In short, as per Part 1, you

  1. keep admitting to every mistake you are making and do something about it, then
  2. continue by looking for cost-effective opportunities for improvement and pursue them and finally
  3. never, ever, ever forget the timeless basics.

Today, we’ll continue by describing what you do when you identify, and admit to, one of the next two mistakes (mistakes 3 & 4) we chronicled in our two part introduction to our “dead company walking” (Part 1 and Part 2) series (where we helped your potential customers identify problems that signify you are a SaaS supplier they should be walking away from). (You can find Part 2 here.)

3) Shiny New Tech is More Important than Tried and True Methodology

Tried and true ALWAYS trumps shiny new tech in enterprise software. Especially when the total cost of ownership after factoring in license fees, maintenance, hardware & software updates, services, data feeds, integration fees, etc. usually push a solution into the realm of seven figures (and eight figures for large enterprises). Companies want a return, and shiny doesn’t generate a return. So focus on algorithms, processes, and approaches that are guaranteed to yield solutions.
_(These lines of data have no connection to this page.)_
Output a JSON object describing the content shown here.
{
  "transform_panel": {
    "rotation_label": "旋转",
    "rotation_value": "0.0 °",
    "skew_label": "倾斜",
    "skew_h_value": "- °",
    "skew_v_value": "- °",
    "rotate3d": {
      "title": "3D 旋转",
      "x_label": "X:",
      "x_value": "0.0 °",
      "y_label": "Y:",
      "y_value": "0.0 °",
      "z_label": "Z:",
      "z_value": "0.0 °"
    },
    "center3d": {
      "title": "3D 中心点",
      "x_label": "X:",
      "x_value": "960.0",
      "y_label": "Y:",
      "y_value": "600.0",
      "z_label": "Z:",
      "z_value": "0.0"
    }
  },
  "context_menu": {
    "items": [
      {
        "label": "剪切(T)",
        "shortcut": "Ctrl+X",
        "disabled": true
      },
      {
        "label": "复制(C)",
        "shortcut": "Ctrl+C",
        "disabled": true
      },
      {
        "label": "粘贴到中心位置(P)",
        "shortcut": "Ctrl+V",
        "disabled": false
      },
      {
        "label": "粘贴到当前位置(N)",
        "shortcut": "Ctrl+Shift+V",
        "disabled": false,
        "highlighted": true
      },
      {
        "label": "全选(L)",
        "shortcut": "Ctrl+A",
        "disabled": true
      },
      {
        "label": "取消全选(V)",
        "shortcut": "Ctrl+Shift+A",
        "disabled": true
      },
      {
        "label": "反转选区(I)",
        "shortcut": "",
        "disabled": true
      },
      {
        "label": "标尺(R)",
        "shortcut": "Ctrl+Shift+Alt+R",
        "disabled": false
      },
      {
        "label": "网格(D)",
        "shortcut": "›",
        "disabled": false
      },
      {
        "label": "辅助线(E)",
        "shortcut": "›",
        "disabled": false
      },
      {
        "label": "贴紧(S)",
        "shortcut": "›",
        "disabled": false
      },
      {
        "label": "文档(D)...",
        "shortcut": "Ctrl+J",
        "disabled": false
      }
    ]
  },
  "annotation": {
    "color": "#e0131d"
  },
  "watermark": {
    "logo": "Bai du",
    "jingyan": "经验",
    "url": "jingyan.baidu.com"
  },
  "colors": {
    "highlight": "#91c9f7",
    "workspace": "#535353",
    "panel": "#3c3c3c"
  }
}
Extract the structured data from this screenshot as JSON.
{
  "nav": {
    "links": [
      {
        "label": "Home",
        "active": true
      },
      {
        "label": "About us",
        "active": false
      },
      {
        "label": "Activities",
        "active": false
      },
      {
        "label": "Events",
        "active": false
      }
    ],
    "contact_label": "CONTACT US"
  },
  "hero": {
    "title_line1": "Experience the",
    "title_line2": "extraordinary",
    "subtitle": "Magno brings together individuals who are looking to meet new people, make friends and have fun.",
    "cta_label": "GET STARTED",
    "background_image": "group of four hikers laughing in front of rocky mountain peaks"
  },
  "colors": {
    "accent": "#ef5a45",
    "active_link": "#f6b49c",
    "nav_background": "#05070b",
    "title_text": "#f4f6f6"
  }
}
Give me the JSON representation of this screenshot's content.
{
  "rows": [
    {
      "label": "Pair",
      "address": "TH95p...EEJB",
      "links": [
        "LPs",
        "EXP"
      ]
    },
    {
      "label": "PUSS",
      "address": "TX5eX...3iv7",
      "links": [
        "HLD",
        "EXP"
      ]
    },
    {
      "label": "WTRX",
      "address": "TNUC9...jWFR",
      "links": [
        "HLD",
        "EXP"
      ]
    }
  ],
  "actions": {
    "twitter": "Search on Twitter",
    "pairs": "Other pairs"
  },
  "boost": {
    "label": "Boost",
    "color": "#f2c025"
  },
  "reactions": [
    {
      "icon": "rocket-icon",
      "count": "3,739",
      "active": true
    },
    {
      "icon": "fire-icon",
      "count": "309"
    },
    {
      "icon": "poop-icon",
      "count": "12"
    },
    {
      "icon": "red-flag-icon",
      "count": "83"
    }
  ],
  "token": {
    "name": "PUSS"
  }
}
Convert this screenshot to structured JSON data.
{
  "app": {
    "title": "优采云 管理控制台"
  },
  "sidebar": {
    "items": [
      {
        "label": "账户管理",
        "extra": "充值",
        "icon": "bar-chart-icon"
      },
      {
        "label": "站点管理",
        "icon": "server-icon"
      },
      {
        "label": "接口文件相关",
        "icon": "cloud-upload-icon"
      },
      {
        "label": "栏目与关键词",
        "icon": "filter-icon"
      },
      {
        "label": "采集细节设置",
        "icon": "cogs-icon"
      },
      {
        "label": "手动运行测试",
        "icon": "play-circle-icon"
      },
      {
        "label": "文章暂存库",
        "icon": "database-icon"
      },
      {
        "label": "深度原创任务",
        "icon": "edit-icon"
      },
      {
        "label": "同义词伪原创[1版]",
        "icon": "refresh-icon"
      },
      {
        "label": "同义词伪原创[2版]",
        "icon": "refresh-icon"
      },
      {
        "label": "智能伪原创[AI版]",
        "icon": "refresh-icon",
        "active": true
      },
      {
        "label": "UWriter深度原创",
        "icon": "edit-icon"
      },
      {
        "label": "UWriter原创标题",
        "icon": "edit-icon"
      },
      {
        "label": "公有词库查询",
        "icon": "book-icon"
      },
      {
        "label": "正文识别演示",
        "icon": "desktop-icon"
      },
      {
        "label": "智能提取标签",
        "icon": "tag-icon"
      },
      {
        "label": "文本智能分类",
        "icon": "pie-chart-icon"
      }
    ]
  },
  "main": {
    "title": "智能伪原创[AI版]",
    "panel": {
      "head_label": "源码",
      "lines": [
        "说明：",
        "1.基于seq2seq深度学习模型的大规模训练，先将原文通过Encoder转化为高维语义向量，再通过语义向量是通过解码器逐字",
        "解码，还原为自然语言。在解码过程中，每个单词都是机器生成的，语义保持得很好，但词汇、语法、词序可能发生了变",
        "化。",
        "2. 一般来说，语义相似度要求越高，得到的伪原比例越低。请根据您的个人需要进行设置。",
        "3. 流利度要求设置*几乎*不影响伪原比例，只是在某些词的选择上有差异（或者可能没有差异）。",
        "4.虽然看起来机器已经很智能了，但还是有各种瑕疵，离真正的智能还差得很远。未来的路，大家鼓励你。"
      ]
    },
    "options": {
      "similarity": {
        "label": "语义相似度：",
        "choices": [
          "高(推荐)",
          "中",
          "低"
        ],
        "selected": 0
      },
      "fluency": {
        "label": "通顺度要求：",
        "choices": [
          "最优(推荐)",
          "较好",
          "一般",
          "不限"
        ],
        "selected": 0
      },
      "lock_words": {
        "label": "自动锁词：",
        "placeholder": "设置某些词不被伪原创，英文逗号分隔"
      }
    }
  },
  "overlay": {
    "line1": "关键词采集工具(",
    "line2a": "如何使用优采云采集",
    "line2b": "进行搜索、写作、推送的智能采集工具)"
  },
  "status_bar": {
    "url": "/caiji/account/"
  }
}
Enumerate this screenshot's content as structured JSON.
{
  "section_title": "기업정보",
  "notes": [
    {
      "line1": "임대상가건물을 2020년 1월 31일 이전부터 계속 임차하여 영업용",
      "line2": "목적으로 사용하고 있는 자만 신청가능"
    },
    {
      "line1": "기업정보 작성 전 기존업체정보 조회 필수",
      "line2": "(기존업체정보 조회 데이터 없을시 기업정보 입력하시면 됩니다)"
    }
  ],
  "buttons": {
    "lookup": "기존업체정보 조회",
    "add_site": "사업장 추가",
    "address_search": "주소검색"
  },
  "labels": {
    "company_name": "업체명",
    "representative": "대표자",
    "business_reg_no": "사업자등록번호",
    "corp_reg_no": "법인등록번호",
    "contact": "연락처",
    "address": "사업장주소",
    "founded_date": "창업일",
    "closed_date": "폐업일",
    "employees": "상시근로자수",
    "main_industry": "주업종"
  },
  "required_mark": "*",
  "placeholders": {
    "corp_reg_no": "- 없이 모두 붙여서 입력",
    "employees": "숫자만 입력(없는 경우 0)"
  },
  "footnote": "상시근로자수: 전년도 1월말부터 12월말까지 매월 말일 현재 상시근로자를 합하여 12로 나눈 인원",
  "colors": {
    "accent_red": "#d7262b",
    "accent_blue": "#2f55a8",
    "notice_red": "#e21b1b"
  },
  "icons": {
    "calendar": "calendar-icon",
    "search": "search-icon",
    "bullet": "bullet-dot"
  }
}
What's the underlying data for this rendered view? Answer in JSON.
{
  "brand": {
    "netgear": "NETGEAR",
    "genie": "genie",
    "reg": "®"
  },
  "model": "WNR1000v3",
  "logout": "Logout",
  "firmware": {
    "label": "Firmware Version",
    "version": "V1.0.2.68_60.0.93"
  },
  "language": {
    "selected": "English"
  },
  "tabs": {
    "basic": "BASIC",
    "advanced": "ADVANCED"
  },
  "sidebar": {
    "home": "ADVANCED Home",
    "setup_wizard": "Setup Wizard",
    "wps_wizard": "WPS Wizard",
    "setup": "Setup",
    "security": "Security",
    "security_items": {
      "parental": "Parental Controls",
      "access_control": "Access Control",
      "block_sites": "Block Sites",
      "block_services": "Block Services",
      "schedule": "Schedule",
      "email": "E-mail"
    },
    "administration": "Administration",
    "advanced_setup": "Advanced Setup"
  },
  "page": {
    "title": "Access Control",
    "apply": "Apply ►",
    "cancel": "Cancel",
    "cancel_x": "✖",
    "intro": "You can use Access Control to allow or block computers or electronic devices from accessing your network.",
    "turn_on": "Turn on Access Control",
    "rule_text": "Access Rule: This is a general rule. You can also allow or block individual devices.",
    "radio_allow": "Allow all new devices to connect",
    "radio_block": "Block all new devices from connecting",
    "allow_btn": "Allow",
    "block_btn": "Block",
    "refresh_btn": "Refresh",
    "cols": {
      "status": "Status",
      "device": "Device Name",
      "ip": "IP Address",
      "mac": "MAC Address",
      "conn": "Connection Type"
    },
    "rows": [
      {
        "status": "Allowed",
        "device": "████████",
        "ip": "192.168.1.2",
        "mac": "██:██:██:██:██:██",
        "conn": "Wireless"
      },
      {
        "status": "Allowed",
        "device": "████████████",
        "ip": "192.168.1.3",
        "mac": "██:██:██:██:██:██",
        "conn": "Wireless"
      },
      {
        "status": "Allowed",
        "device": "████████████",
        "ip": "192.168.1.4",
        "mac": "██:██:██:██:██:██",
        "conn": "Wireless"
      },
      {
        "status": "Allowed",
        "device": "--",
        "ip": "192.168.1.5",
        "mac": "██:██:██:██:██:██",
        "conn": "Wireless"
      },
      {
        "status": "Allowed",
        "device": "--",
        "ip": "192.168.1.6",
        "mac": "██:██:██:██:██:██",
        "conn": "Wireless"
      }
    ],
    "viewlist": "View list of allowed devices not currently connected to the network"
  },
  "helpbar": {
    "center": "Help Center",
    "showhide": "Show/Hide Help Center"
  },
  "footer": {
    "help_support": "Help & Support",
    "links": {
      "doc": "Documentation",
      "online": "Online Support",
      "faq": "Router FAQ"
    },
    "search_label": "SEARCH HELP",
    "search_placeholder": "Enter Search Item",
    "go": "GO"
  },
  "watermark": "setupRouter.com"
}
Do this by:

i) As THE REVELATOR would say, take an agent-based approach and focus in on what the solution should do

It’s supposed to be people-process-technology (or, in the doctor‘s words, talent-transformation-technology since you should first look for opportunities to improve your processes before investing in technology), not technology-forced workflow-prisoner! When you focus on the tech first and forget the process it is supposed to support and the people who have to use it, you’re never, ever, ever going to get it right. And believing that an over-hyped unproven technology will eventually show emergent behaviour (that it has zero chance of doing because of the underlying technology) and “evolve” to solve the problem is just stupid.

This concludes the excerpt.